Cinnamon rolls with cream icing
Cinnamon rolls can actually be enjoyed all year round. Whether as a gift, for a picnic or for the coffee table at home, they simply go everywhere and taste so good.
Method:
- Sieve the spelt flour into a bowl.
- Heat the milk to lukewarm.
- Pour the milk, yeast and sugar into a well in the centre of the flour and mix to make a starter dough.
- Cover the starter dough with a kitchen towel and leave to rise for half an hour.
- Add the butter, vanilla sugar and salt and knead vigorously until the dough comes away from the sides of the bowl.
- Cover the dough and leave to rest in a warm place for one to two hours.
- After the resting time, knead again and roll out into a large rectangle about 5 mm thick on a floured work surface.
- Melt the butter for the filling and spread it evenly over the dough.
- Sprinkle with the cinnamon and sugar mixture and roll up tightly from the long side.
- Cut into slices about 2 centimetres thick and place in a large ovenproof baking dish.

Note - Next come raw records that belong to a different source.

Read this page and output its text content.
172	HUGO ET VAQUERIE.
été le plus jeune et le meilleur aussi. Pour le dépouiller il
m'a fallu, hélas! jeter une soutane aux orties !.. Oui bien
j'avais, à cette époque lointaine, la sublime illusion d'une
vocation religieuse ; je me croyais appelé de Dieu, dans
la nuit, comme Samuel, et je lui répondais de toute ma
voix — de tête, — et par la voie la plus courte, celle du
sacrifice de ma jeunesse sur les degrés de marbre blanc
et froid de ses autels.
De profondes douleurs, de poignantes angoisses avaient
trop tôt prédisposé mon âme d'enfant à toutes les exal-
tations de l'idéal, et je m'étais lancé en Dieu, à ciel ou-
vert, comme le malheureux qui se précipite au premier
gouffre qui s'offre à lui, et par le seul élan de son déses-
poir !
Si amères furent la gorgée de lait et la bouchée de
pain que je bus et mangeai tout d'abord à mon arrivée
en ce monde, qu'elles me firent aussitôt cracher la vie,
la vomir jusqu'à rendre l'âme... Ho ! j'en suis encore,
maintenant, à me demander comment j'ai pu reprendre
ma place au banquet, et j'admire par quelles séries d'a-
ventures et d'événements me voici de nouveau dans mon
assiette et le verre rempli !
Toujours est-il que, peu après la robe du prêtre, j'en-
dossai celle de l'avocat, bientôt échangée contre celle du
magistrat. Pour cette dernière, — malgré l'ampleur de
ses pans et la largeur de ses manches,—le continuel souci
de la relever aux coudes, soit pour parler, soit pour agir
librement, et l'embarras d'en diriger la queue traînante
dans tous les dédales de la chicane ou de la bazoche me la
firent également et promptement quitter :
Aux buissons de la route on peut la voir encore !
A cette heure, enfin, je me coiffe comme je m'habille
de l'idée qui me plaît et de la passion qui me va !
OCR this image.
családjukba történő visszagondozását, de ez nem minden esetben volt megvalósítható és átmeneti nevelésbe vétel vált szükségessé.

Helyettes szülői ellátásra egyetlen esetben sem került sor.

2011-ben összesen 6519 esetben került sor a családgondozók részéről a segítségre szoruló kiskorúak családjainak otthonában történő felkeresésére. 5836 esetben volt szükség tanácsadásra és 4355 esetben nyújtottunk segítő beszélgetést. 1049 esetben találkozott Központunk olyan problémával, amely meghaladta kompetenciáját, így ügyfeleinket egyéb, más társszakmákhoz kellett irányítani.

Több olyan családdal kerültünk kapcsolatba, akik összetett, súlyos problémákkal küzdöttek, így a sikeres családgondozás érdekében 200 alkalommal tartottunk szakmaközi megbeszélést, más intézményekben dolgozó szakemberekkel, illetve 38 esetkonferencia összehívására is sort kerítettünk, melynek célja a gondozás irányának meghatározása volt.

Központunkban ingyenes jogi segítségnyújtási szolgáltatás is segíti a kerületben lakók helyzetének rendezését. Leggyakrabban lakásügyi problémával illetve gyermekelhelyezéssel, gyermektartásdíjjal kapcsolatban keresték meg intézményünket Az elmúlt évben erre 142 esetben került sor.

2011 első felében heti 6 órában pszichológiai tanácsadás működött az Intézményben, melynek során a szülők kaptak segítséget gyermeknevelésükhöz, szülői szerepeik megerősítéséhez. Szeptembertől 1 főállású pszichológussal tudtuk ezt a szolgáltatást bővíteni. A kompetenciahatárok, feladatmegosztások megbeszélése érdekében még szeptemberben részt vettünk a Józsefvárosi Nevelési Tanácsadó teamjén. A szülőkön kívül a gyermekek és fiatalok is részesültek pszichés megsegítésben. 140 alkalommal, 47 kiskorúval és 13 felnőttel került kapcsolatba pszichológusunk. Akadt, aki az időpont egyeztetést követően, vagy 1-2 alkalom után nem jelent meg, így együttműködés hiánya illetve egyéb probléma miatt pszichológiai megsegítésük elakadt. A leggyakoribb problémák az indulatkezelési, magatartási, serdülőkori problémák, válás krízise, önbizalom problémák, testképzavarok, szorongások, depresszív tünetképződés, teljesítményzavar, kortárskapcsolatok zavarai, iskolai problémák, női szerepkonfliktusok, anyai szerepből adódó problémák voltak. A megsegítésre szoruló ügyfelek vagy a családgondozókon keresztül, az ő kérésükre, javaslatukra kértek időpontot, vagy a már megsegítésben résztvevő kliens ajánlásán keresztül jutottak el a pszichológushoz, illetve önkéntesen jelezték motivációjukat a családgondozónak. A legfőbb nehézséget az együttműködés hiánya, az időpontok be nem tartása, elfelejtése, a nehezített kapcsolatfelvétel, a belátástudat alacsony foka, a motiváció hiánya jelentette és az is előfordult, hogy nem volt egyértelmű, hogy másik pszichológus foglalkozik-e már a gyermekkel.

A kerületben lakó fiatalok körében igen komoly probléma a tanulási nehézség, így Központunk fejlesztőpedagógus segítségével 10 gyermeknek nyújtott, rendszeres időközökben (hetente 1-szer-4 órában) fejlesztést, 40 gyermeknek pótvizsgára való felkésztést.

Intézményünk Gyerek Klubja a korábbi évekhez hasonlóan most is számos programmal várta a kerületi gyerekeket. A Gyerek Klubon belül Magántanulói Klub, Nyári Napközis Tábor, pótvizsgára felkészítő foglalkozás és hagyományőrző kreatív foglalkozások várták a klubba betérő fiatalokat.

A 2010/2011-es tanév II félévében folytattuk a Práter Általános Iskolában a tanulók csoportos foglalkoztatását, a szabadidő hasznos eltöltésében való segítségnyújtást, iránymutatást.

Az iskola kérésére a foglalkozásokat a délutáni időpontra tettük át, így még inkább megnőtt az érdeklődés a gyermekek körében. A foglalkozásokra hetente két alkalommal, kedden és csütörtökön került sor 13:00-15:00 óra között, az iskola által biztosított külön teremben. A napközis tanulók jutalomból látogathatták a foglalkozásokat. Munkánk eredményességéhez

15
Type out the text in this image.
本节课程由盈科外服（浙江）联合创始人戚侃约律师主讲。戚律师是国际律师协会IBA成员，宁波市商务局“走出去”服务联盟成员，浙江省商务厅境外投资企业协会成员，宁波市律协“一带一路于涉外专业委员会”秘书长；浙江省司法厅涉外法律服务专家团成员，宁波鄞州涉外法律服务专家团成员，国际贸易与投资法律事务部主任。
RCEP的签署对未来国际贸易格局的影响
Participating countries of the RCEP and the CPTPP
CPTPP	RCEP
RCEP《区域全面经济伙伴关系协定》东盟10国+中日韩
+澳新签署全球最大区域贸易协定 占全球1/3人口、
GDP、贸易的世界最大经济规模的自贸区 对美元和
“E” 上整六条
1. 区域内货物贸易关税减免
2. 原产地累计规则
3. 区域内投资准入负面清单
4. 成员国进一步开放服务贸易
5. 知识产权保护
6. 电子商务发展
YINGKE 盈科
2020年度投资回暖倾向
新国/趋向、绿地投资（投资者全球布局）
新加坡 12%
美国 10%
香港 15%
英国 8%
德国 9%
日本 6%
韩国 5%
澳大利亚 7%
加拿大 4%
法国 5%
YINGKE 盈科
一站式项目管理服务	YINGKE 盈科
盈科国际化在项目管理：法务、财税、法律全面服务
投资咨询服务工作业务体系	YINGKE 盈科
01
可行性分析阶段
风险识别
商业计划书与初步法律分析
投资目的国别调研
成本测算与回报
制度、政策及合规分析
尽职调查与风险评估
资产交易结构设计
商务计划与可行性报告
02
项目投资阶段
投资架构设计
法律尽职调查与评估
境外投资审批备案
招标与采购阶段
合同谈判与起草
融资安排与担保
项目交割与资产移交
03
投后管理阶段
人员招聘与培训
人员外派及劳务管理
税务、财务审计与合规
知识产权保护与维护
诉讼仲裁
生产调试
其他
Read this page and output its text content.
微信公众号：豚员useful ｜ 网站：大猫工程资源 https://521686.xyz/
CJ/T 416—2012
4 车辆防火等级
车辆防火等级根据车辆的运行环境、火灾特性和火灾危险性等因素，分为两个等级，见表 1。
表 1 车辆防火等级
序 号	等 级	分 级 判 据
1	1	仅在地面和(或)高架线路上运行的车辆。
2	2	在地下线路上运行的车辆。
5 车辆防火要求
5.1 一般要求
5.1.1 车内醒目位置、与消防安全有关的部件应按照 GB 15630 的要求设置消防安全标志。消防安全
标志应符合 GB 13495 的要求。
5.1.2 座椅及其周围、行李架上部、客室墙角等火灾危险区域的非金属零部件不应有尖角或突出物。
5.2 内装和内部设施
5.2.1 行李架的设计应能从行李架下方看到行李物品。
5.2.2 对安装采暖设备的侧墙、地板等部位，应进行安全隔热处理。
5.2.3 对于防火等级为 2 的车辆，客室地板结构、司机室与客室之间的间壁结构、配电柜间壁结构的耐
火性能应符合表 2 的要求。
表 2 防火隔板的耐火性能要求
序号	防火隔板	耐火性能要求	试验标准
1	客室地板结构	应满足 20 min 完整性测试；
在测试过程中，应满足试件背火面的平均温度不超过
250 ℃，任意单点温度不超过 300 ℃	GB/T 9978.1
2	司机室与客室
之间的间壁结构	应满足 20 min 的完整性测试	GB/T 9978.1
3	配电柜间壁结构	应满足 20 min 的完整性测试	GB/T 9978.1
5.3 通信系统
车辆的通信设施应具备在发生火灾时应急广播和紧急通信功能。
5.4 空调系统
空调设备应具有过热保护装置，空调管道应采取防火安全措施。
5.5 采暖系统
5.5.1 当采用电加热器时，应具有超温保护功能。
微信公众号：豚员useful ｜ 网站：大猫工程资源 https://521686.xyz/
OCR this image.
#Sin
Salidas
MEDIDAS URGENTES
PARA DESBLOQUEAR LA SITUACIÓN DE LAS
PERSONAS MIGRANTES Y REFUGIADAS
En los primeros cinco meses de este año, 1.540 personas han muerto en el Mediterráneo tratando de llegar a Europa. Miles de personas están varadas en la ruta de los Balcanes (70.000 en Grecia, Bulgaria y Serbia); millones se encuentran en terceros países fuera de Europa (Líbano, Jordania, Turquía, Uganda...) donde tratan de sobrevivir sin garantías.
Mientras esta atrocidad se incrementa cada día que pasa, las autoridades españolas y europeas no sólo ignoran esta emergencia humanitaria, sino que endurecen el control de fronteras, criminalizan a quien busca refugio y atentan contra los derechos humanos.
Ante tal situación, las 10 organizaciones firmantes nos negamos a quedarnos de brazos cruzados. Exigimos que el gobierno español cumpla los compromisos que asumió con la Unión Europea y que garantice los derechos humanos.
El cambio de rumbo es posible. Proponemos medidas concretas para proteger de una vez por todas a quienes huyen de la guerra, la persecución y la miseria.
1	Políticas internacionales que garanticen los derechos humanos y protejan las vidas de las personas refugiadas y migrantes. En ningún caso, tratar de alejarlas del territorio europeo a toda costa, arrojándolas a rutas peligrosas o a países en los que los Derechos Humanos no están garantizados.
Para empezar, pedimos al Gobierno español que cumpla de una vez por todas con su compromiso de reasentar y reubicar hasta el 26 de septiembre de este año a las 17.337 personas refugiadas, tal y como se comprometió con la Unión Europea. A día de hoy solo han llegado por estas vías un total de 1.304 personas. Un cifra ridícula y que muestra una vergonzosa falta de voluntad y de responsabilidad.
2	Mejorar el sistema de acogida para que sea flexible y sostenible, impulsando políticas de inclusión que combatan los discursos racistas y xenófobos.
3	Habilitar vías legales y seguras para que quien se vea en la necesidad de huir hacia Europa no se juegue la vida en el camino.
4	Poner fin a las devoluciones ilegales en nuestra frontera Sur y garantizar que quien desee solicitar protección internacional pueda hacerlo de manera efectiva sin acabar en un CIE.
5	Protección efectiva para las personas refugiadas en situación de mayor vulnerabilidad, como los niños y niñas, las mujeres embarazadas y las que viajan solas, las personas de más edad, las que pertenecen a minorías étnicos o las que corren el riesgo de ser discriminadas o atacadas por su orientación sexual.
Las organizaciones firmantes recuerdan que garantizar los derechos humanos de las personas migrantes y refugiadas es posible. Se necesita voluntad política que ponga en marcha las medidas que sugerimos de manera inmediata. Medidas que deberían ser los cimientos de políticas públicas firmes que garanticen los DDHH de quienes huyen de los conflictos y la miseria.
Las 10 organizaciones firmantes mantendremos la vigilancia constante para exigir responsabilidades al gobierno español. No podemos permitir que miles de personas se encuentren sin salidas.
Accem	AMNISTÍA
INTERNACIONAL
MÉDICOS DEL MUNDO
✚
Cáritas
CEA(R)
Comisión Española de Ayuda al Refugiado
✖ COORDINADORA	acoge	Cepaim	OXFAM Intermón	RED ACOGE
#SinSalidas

- Cover again and leave to rise for half an hour.
- Place the cinnamon rolls in the preheated oven and bake at 200°C on the middle shelf for 25-30 minutes until golden brown.
- Prepare the icing by whisking the cream cheese or mascarpone cream with the milk, icing sugar, vanilla and salt until it is nice and smooth.
- Spread the icing over the cinnamon buns while they are still warm so that it can soak in well.
- This way, the cinnamon rolls stay nice and moist.
Tip: Alternatively, you can spread the yeast dough with a poppy seed paste and roll it up.